Introduction
As explained in the Laravel documentation, there are many fairly granular events dispatched over the model lifecycle. Most of them come in "before" and "after" variations. For example, the creating event will fire before the model is persisted to storage (usually the database), and the created event happens after it is persisted. There are countless reasons one might care about these events, such as creating some kind of notification when a certain type of model is created.
In my case, I have a model attribute that may be directly supplied by a user but will otherwise be calculated from related data. Adding a handler for the saving event will ensure that this attribute is always appropriately set before the model is written to the database. I will briefly review the options the documentation describes, explain why none of them felt appropriate for my needs, and show the options not directly explained in the documentation on model events.
The needs for your particular case will of course vary greatly, but for me, there are two key aspects of what I needed to accomplish:
- I knew I was only going to care about a single-model event.
- The entirety of my handler would only be a few lines of code.

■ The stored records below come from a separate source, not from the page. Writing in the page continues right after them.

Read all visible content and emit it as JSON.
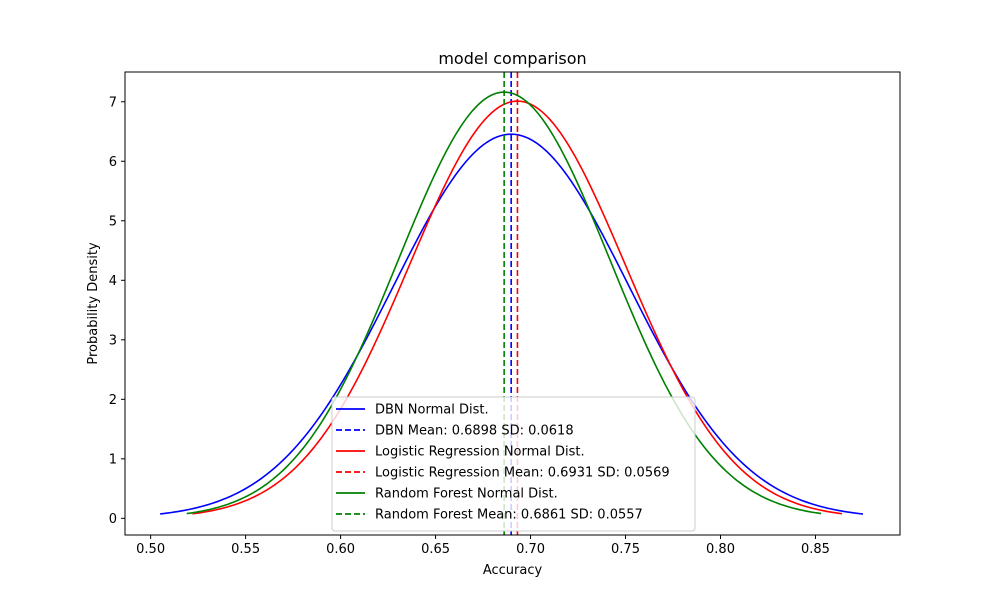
{
  "chart_data": {
    "type": "line",
    "title": "model comparison",
    "xlabel": "Accuracy",
    "ylabel": "Probability Density",
    "xlim": [
      0.4865,
      0.8945
    ],
    "ylim": [
      -0.28,
      7.5
    ],
    "x_ticks": [
      "0.50",
      "0.55",
      "0.60",
      "0.65",
      "0.70",
      "0.75",
      "0.80",
      "0.85"
    ],
    "y_ticks": [
      "0",
      "1",
      "2",
      "3",
      "4",
      "5",
      "6",
      "7"
    ],
    "grid": false,
    "legend_position": "lower center",
    "series": [
      {
        "name": "DBN Normal Dist.",
        "kind": "normal-curve",
        "mean": 0.6898,
        "sd": 0.0618,
        "x_range": [
          0.505,
          0.875
        ],
        "color": "#0000ff",
        "style": "solid"
      },
      {
        "name": "DBN Mean: 0.6898 SD: 0.0618",
        "kind": "vline",
        "x": 0.6898,
        "color": "#0000ff",
        "style": "dashed"
      },
      {
        "name": "Logistic Regression Normal Dist.",
        "kind": "normal-curve",
        "mean": 0.6931,
        "sd": 0.0569,
        "x_range": [
          0.522,
          0.864
        ],
        "color": "#ff0000",
        "style": "solid"
      },
      {
        "name": "Logistic Regression Mean: 0.6931 SD: 0.0569",
        "kind": "vline",
        "x": 0.6931,
        "color": "#ff0000",
        "style": "dashed"
      },
      {
        "name": "Random Forest Normal Dist.",
        "kind": "normal-curve",
        "mean": 0.6861,
        "sd": 0.0557,
        "x_range": [
          0.519,
          0.853
        ],
        "color": "#008000",
        "style": "solid"
      },
      {
        "name": "Random Forest Mean: 0.6861 SD: 0.0557",
        "kind": "vline",
        "x": 0.6861,
        "color": "#008000",
        "style": "dashed"
      }
    ]
  }
}
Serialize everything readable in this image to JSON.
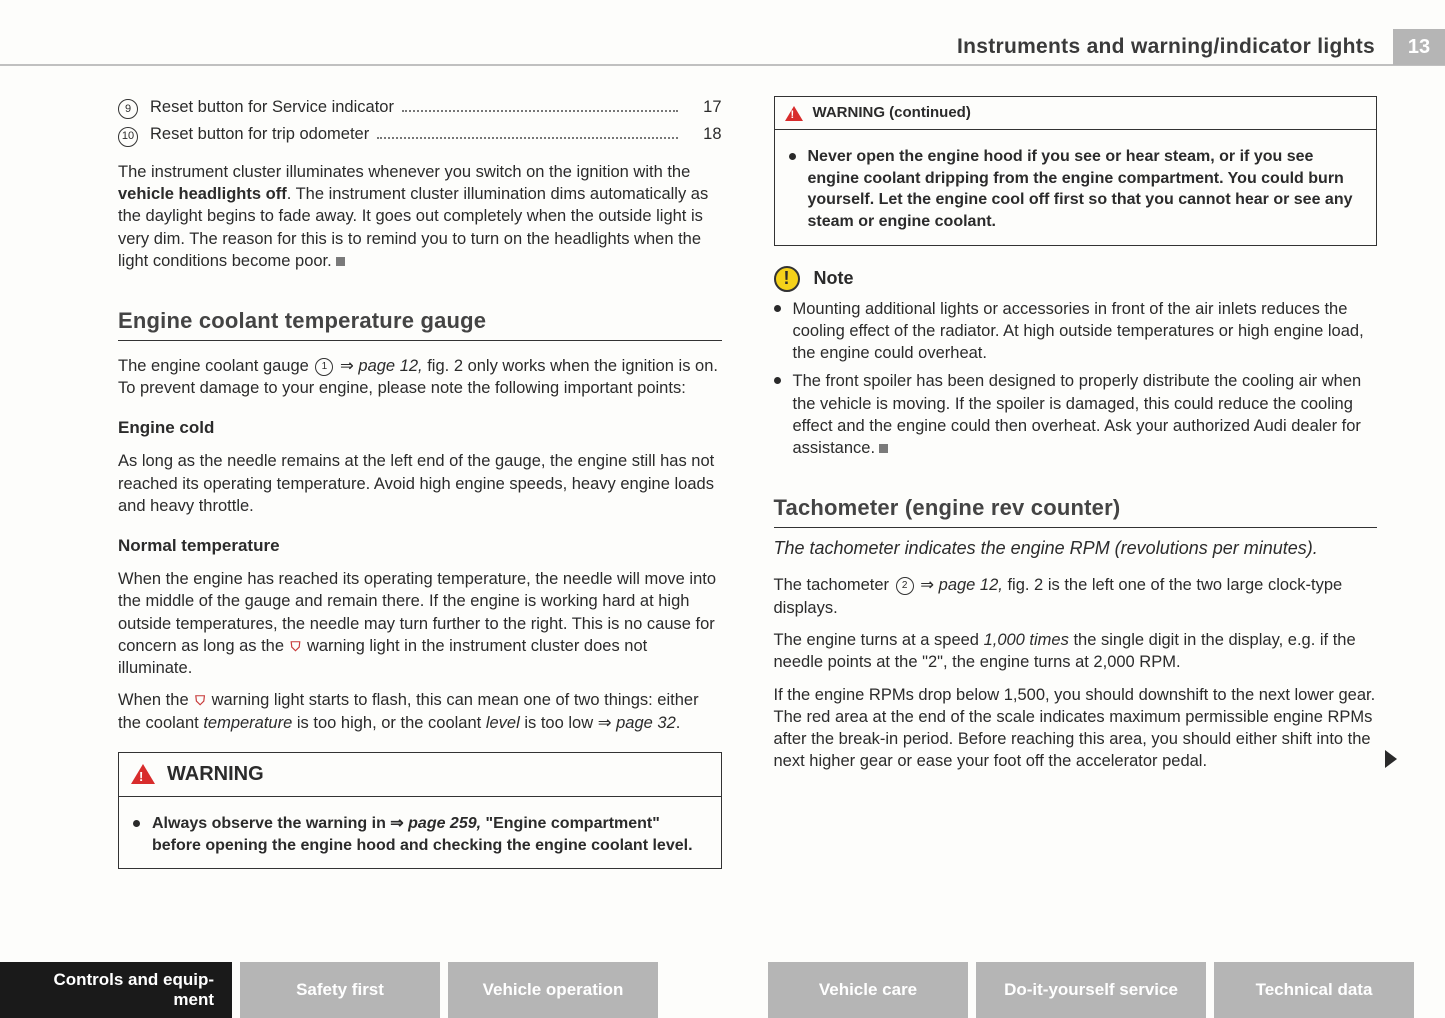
{
  "header": {
    "title": "Instruments and warning/indicator lights",
    "page_num": "13"
  },
  "left": {
    "items": [
      {
        "num": "9",
        "label": "Reset button for Service indicator",
        "page": "17"
      },
      {
        "num": "10",
        "label": "Reset button for trip odometer",
        "page": "18"
      }
    ],
    "intro_a": "The instrument cluster illuminates whenever you switch on the igni­tion with the ",
    "intro_bold": "vehicle headlights off",
    "intro_b": ". The instrument cluster illumina­tion dims automatically as the daylight begins to fade away. It goes out completely when the outside light is very dim. The reason for this is to remind you to turn on the headlights when the light condi­tions become poor.",
    "sec1": "Engine coolant temperature gauge",
    "p1a": "The engine coolant gauge ",
    "p1b": " ⇒ ",
    "p1c": "page 12,",
    "p1d": " fig. 2 only works when the ignition is on. To prevent damage to your engine, please note the following important points:",
    "sub1": "Engine cold",
    "p2": "As long as the needle remains at the left end of the gauge, the engine still has not reached its operating temperature. Avoid high engine speeds, heavy engine loads and heavy throttle.",
    "sub2": "Normal temperature",
    "p3a": "When the engine has reached its operating temperature, the needle will move into the middle of the gauge and remain there. If the engine is working hard at high outside temperatures, the needle may turn further to the right. This is no cause for concern as long as the ",
    "p3b": " warning light in the instrument cluster does not illuminate.",
    "p4a": "When the ",
    "p4b": " warning light starts to flash, this can mean one of two things: either the coolant ",
    "p4_ital1": "temperature",
    "p4c": " is too high, or the coolant ",
    "p4_ital2": "level",
    "p4d": " is too low ⇒ ",
    "p4_ital3": "page 32",
    "p4e": ".",
    "warn_title": "WARNING",
    "warn_body_a": "Always observe the warning in ⇒ ",
    "warn_body_ital": "page 259,",
    "warn_body_b": " \"Engine compart­ment\" before opening the engine hood and checking the engine coolant level."
  },
  "right": {
    "warn2_title": "WARNING (continued)",
    "warn2_body": "Never open the engine hood if you see or hear steam, or if you see engine coolant dripping from the engine compartment. You could burn yourself. Let the engine cool off first so that you cannot hear or see any steam or engine coolant.",
    "note_title": "Note",
    "note1": "Mounting additional lights or accessories in front of the air inlets reduces the cooling effect of the radiator. At high outside tempera­tures or high engine load, the engine could overheat.",
    "note2": "The front spoiler has been designed to properly distribute the cooling air when the vehicle is moving. If the spoiler is damaged, this could reduce the cooling effect and the engine could then over­heat. Ask your authorized Audi dealer for assistance.",
    "sec2": "Tachometer (engine rev counter)",
    "sub_ital": "The tachometer indicates the engine RPM (revolutions per minutes).",
    "t1a": "The tachometer ",
    "t1b": " ⇒ ",
    "t1c": "page 12,",
    "t1d": " fig. 2 is the left one of the two large clock-type displays.",
    "t2a": "The engine turns at a speed ",
    "t2_ital": "1,000 times",
    "t2b": " the single digit in the display, e.g. if the needle points at the \"2\", the engine turns at 2,000 RPM.",
    "t3": "If the engine RPMs drop below 1,500, you should downshift to the next lower gear. The red area at the end of the scale indicates maximum permissible engine RPMs after the break-in period. Before reaching this area, you should either shift into the next higher gear or ease your foot off the accelerator pedal."
  },
  "footer": {
    "t1a": "Controls and equip-",
    "t1b": "ment",
    "t2": "Safety first",
    "t3": "Vehicle operation",
    "t4": "Vehicle care",
    "t5": "Do-it-yourself service",
    "t6": "Technical data"
  },
  "circles": {
    "one": "1",
    "two": "2"
  }
}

Custom Event Classes and Observers
The first event handling option described in the documentation is to create your own custom events and map them to the model events via the model's $dispatchesEvents property. In addition to creating the custom events and mapping them, you must write a listener for each event that handles it. This is very powerful and granular when you need it. I'd even say that for applications with complex event functionality, it's arguably the "right" way to do it too.
The documentation also describes a somewhat simpler approach of creating an observer for the model, which is a class specifically for handling the model's events. This is probably a good solution if you need to handle several events, but each event's handling code is not complex enough to warrant the custom event option. While simpler than the custom events, this approach still requires that the observer is registered as the handler for the model in the application's App\Provider\EventServiceProvider class.
Because my needs were so simple, I felt it was excessive to create a separate class for a few lines of code or have to register it somewhere else, so I looked for an even simpler alternative.